1. A method of sensitivity table population discovery, comprising: the method comprises the following steps:

s101, determining marked sensitive data in a database;

2. The method of claim 1, wherein the method comprises: in step S101, the method specifically includes: and determining labeled sensitive data by a system maintenance person or a related service person, wherein the labeling form is as follows: table name-column name.

3. The method of claim 1, wherein the method comprises: the operation of establishing the blood relationship table in step S102 is:

4. The method of claim 3, wherein the method further comprises: the chain creation relationship diagram in step S103 specifically includes: and according to the blood relationship table in the step S1024, constructing a chain creation relationship diagram of each information table in the database by using the graph database, and storing the graph relationship in the index database.

5. The method of claim 4, wherein the method further comprises: the step S104 of searching for a sensitive table group having a direct or indirect blood relationship with sensitive data specifically includes: according to the sensitive data in the step S101, all tables in the chain-type created relationship graph are traversed by using a traversal algorithm, and sensitive table populations having direct or indirect relationships with the sensitive data and created dependencies therebetween are screened.

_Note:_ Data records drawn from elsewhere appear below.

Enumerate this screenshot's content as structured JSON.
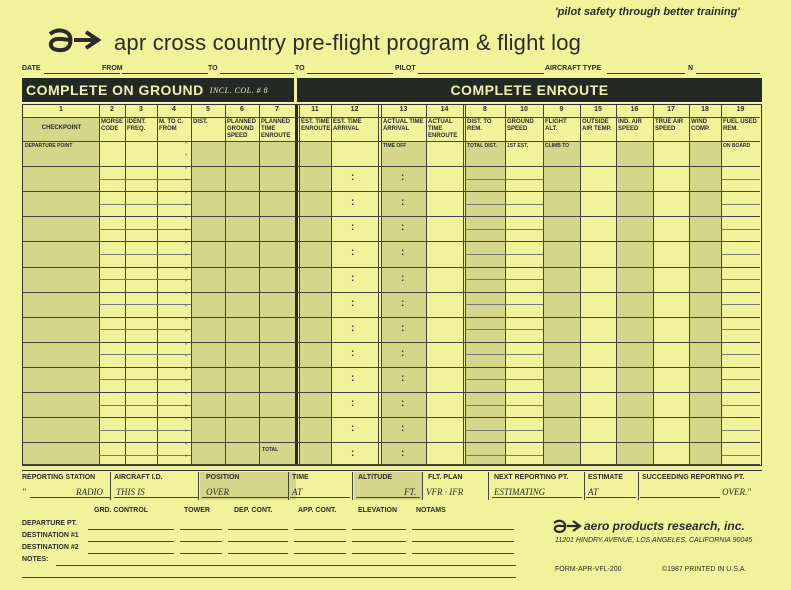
{
  "tagline": "'pilot safety through better training'",
  "title": "apr  cross country pre-flight program & flight log",
  "header_fields": [
    "DATE",
    "FROM",
    "TO",
    "TO",
    "PILOT",
    "AIRCRAFT TYPE",
    "N"
  ],
  "band_left": "COMPLETE ON GROUND",
  "band_left_note": "INCL. COL. # 8",
  "band_right": "COMPLETE ENROUTE",
  "col_numbers": [
    "1",
    "2",
    "3",
    "4",
    "5",
    "6",
    "7",
    "11",
    "12",
    "13",
    "14",
    "8",
    "10",
    "9",
    "15",
    "16",
    "17",
    "18",
    "19"
  ],
  "col_headers": [
    "CHECKPOINT",
    "MORSE CODE",
    "IDENT. FREQ.",
    "M. TO C. FROM",
    "DIST.",
    "PLANNED GROUND SPEED",
    "PLANNED TIME ENROUTE",
    "EST. TIME ENROUTE",
    "EST. TIME ARRIVAL",
    "ACTUAL TIME ARRIVAL",
    "ACTUAL TIME ENROUTE",
    "DIST. TO REM.",
    "GROUND SPEED",
    "FLIGHT ALT.",
    "OUTSIDE AIR TEMP.",
    "IND. AIR SPEED",
    "TRUE AIR SPEED",
    "WIND COMP.",
    "FUEL USED REM."
  ],
  "first_row": {
    "departure": "DEPARTURE POINT",
    "time_off": "TIME OFF",
    "total_dist": "TOTAL DIST.",
    "first_est": "1ST EST.",
    "climb_to": "CLIMB TO",
    "on_board": "ON BOARD"
  },
  "total_label": "TOTAL",
  "reporting": {
    "labels": [
      "REPORTING STATION",
      "AIRCRAFT I.D.",
      "POSITION",
      "TIME",
      "ALTITUDE",
      "FLT. PLAN",
      "NEXT REPORTING PT.",
      "ESTIMATE",
      "SUCCEEDING REPORTING PT."
    ],
    "values": [
      "\"",
      "RADIO",
      "THIS IS",
      "OVER",
      "AT",
      "FT.",
      "VFR · IFR",
      "ESTIMATING",
      "AT",
      "OVER.\""
    ]
  },
  "lower_headers": [
    "GRD. CONTROL",
    "TOWER",
    "DEP. CONT.",
    "APP. CONT.",
    "ELEVATION",
    "NOTAMS"
  ],
  "lower_rows": [
    "DEPARTURE PT.",
    "DESTINATION #1",
    "DESTINATION #2",
    "NOTES:"
  ],
  "company": "aero products research, inc.",
  "address": "11201 HINDRY AVENUE, LOS ANGELES, CALIFORNIA 90045",
  "form_number": "FORM-APR-VFL-200",
  "copyright": "©1987 PRINTED IN U.S.A.",
  "colors": {
    "paper": "#f2f29b",
    "band": "#232a26",
    "shade": "#d6d68a"
  }
}
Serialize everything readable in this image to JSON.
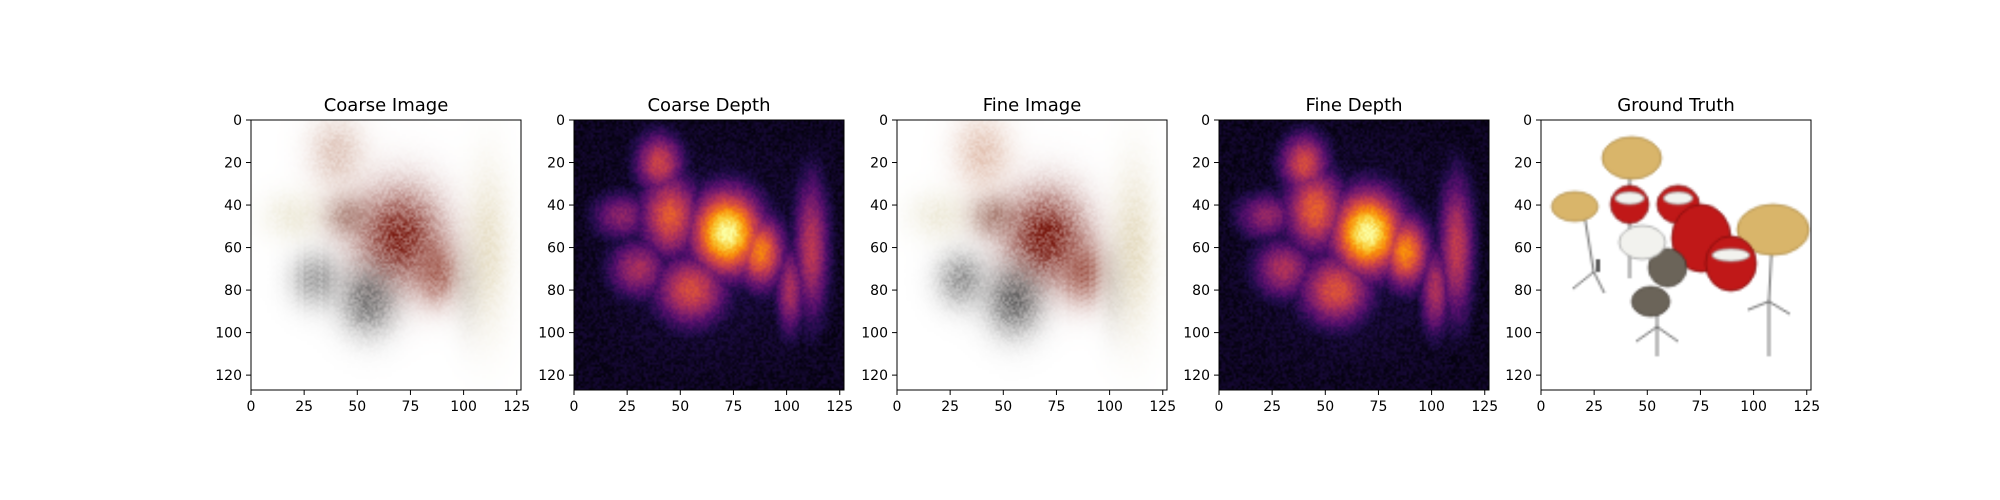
{
  "figure": {
    "background": "#ffffff"
  },
  "chart_data": [
    {
      "type": "heatmap",
      "title": "Coarse Image",
      "render": "rgb-image",
      "xlim": [
        0,
        127
      ],
      "ylim": [
        127,
        0
      ],
      "x_ticks": [
        0,
        25,
        50,
        75,
        100,
        125
      ],
      "y_ticks": [
        0,
        20,
        40,
        60,
        80,
        100,
        120
      ],
      "background": "#ffffff",
      "blobs": [
        {
          "x": 70,
          "y": 55,
          "rx": 14,
          "ry": 16,
          "color": "#7a1a10",
          "strength": 0.85
        },
        {
          "x": 88,
          "y": 72,
          "rx": 7,
          "ry": 10,
          "color": "#8b3020",
          "strength": 0.6
        },
        {
          "x": 45,
          "y": 45,
          "rx": 8,
          "ry": 7,
          "color": "#7a3a2a",
          "strength": 0.45
        },
        {
          "x": 40,
          "y": 15,
          "rx": 9,
          "ry": 12,
          "color": "#c49480",
          "strength": 0.45
        },
        {
          "x": 55,
          "y": 85,
          "rx": 9,
          "ry": 11,
          "color": "#4a4a4a",
          "strength": 0.65
        },
        {
          "x": 30,
          "y": 75,
          "rx": 8,
          "ry": 9,
          "color": "#5a5a5a",
          "strength": 0.5
        },
        {
          "x": 20,
          "y": 45,
          "rx": 10,
          "ry": 8,
          "color": "#d8cfa8",
          "strength": 0.35
        },
        {
          "x": 112,
          "y": 60,
          "rx": 7,
          "ry": 25,
          "color": "#d2c190",
          "strength": 0.4
        },
        {
          "x": 102,
          "y": 78,
          "rx": 5,
          "ry": 15,
          "color": "#aaa090",
          "strength": 0.3
        }
      ]
    },
    {
      "type": "heatmap",
      "title": "Coarse Depth",
      "render": "depth",
      "colormap": "inferno",
      "xlim": [
        0,
        127
      ],
      "ylim": [
        127,
        0
      ],
      "x_ticks": [
        0,
        25,
        50,
        75,
        100,
        125
      ],
      "y_ticks": [
        0,
        20,
        40,
        60,
        80,
        100,
        120
      ],
      "blobs": [
        {
          "x": 72,
          "y": 53,
          "rx": 12,
          "ry": 14,
          "value": 1.0
        },
        {
          "x": 88,
          "y": 62,
          "rx": 8,
          "ry": 12,
          "value": 0.72
        },
        {
          "x": 45,
          "y": 45,
          "rx": 10,
          "ry": 14,
          "value": 0.62
        },
        {
          "x": 40,
          "y": 20,
          "rx": 8,
          "ry": 10,
          "value": 0.55
        },
        {
          "x": 55,
          "y": 80,
          "rx": 12,
          "ry": 12,
          "value": 0.58
        },
        {
          "x": 30,
          "y": 70,
          "rx": 10,
          "ry": 10,
          "value": 0.45
        },
        {
          "x": 22,
          "y": 45,
          "rx": 10,
          "ry": 8,
          "value": 0.38
        },
        {
          "x": 112,
          "y": 60,
          "rx": 6,
          "ry": 24,
          "value": 0.5
        },
        {
          "x": 102,
          "y": 80,
          "rx": 5,
          "ry": 15,
          "value": 0.45
        }
      ]
    },
    {
      "type": "heatmap",
      "title": "Fine Image",
      "render": "rgb-image",
      "xlim": [
        0,
        127
      ],
      "ylim": [
        127,
        0
      ],
      "x_ticks": [
        0,
        25,
        50,
        75,
        100,
        125
      ],
      "y_ticks": [
        0,
        20,
        40,
        60,
        80,
        100,
        120
      ],
      "background": "#ffffff",
      "blobs": [
        {
          "x": 70,
          "y": 55,
          "rx": 13,
          "ry": 15,
          "color": "#7a1a10",
          "strength": 0.9
        },
        {
          "x": 88,
          "y": 72,
          "rx": 7,
          "ry": 10,
          "color": "#8b3020",
          "strength": 0.65
        },
        {
          "x": 45,
          "y": 45,
          "rx": 8,
          "ry": 7,
          "color": "#7a3a2a",
          "strength": 0.5
        },
        {
          "x": 40,
          "y": 15,
          "rx": 9,
          "ry": 12,
          "color": "#d09a80",
          "strength": 0.5
        },
        {
          "x": 55,
          "y": 85,
          "rx": 9,
          "ry": 11,
          "color": "#444444",
          "strength": 0.7
        },
        {
          "x": 30,
          "y": 75,
          "rx": 8,
          "ry": 9,
          "color": "#5a5a5a",
          "strength": 0.55
        },
        {
          "x": 20,
          "y": 45,
          "rx": 10,
          "ry": 8,
          "color": "#d8cfa8",
          "strength": 0.35
        },
        {
          "x": 112,
          "y": 60,
          "rx": 7,
          "ry": 25,
          "color": "#d2c190",
          "strength": 0.45
        },
        {
          "x": 102,
          "y": 78,
          "rx": 5,
          "ry": 15,
          "color": "#aaa090",
          "strength": 0.3
        }
      ]
    },
    {
      "type": "heatmap",
      "title": "Fine Depth",
      "render": "depth",
      "colormap": "inferno",
      "xlim": [
        0,
        127
      ],
      "ylim": [
        127,
        0
      ],
      "x_ticks": [
        0,
        25,
        50,
        75,
        100,
        125
      ],
      "y_ticks": [
        0,
        20,
        40,
        60,
        80,
        100,
        120
      ],
      "blobs": [
        {
          "x": 70,
          "y": 53,
          "rx": 12,
          "ry": 14,
          "value": 1.0
        },
        {
          "x": 88,
          "y": 62,
          "rx": 8,
          "ry": 12,
          "value": 0.74
        },
        {
          "x": 45,
          "y": 42,
          "rx": 10,
          "ry": 14,
          "value": 0.64
        },
        {
          "x": 40,
          "y": 20,
          "rx": 8,
          "ry": 10,
          "value": 0.58
        },
        {
          "x": 55,
          "y": 80,
          "rx": 12,
          "ry": 12,
          "value": 0.6
        },
        {
          "x": 30,
          "y": 70,
          "rx": 10,
          "ry": 10,
          "value": 0.47
        },
        {
          "x": 22,
          "y": 45,
          "rx": 10,
          "ry": 8,
          "value": 0.4
        },
        {
          "x": 112,
          "y": 60,
          "rx": 6,
          "ry": 24,
          "value": 0.52
        },
        {
          "x": 102,
          "y": 80,
          "rx": 5,
          "ry": 15,
          "value": 0.47
        }
      ]
    },
    {
      "type": "heatmap",
      "title": "Ground Truth",
      "render": "drum-kit",
      "xlim": [
        0,
        127
      ],
      "ylim": [
        127,
        0
      ],
      "x_ticks": [
        0,
        25,
        50,
        75,
        100,
        125
      ],
      "y_ticks": [
        0,
        20,
        40,
        60,
        80,
        100,
        120
      ],
      "background": "#ffffff",
      "colors": {
        "cymbal": "#d9b56a",
        "cymbal_edge": "#a98640",
        "drum_red": "#c01818",
        "drum_red_dark": "#7a0c0c",
        "drum_head": "#f2f2ee",
        "drum_shell_grey": "#6b6459",
        "hardware": "#5c5c5c"
      }
    }
  ]
}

6. A system for sensitive form population discovery, comprising: comprises that

7. The system of claim 6, wherein: and determining labeled sensitive data by a system maintenance person or a related service person, wherein the labeling form is as follows: table name-column name.

8. The system of claim 6, wherein: the establishment of the blood relationship table specifically comprises the following steps:

9. The system of claim 8, wherein: the chain creation relationship diagram specifically includes: and according to the blood relationship table, constructing a chain creation relationship diagram of each information table in a database by using a diagram database, and storing the relationship diagram in a diagram database.

10. The system of claim 9, wherein: and traversing all tables in the chain creation relationship graph by using a traversal algorithm according to the sensitive data, and screening a sensitive table population which has a direct or indirect relationship with the sensitive data and a creation dependency relationship between the sensitive table population and the sensitive data.